Jeudi 23 octobre 2008

Les portes de l'enfer


Le dimanche, on peut prendre le 4X4, et  aller au Cap Estérias. Là-bas, face au golfe de Guinée, la face tournée vers le Nord, on voit, sur la droite, la mangrove, des arbres qui s'avancent dans la mer grise comme s'ils voulaient aller s'agenouiller face au ciel gris et vide ; mais ils ne font que tomber et pourrir dans l'eau saumâtre.

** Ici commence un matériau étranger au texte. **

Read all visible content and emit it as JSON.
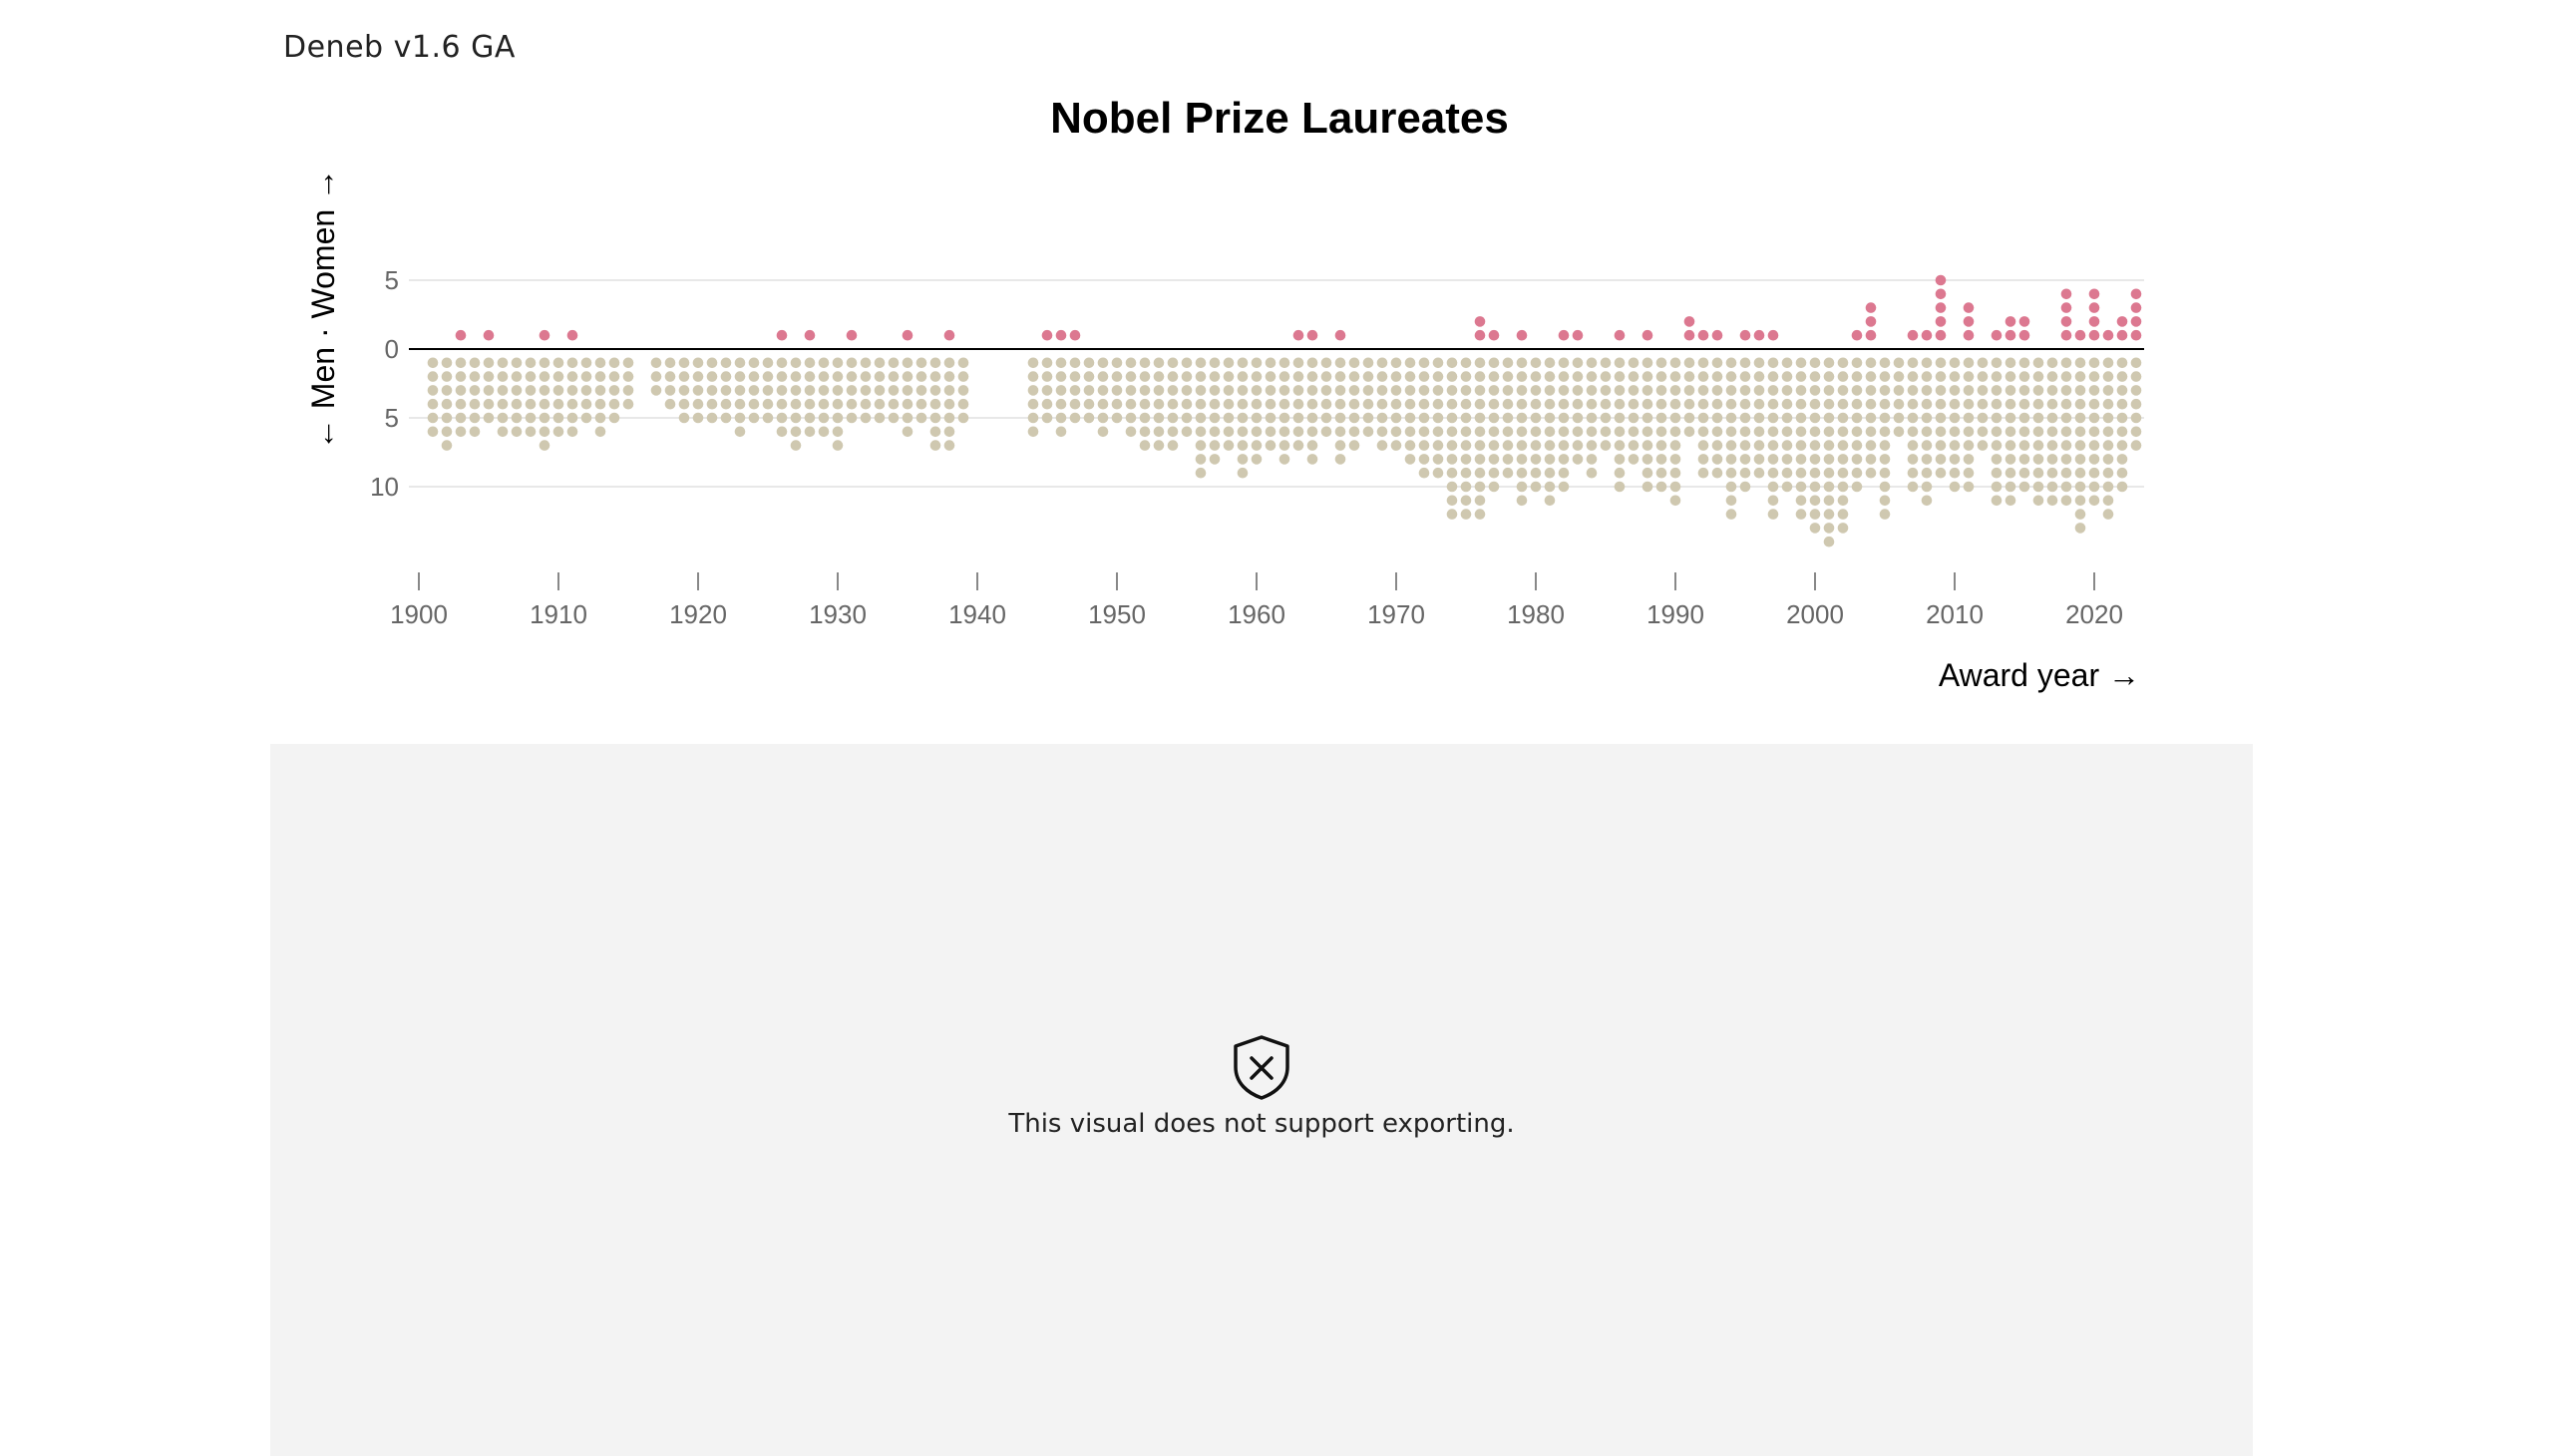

De l'autre côté du Golfe, derrière l'horizon gris, il y a, en face de nous, à quelques centaines de kilomètres, une fenêtre ouverte sur l'enfer : ça s'appelle le Delta du Niger. Le Delta est situé dans une région dont le nom ne nous est pas inconnu : c'est le Biafra. Dans la fin des années 60, une guerre terrible avait opposé les sécessionnistes biafrais, chrétiens et animistes, soutenus par la France qui espèrait avancer ses pions dans une zône pétrolière ; et le gouvernement central d'Abuja, soutenu par l'Angleterre qui protègeait son pré carré 
 colonial. Pendant trois mois, le Biafra était devenu une sorte de souricière dont les habitants étaient pris entre les bombardements de l'armée régulière et les partisans soutenus par des mercenaires français. Bilan : trois cent mille morts, des millons de réfugiés. C'est un cas typique de conflit post-colonial : des ex-puissances coloniales s'affrontent par guerre civile interposée ; ethnicisation du conflit, enjeu pétrolier, massacres massifs. Un certain Bernard Kouchner avait à l'époque, inventé le concept de "droit d'ingérence". La France envoyait depuis Libreville des avions chargés de nourriture pour les Biafrais ; l'un d'eux fut abattu en plein vol par l'armée nigerianne, il paraît qu'il contenait aussi des armes. La guerre est termineé depuis longtemps, mais il reste un mouvement indépendantiste armé, qui se livre à des actes de piraterie ou de gangsterisme dans le Golfe de Guinée, jusqu'au Cameroun voisin. Des banques sont braquées dans les villes côtières, des bateaux de commerce ou de pêche se font dépouiller. 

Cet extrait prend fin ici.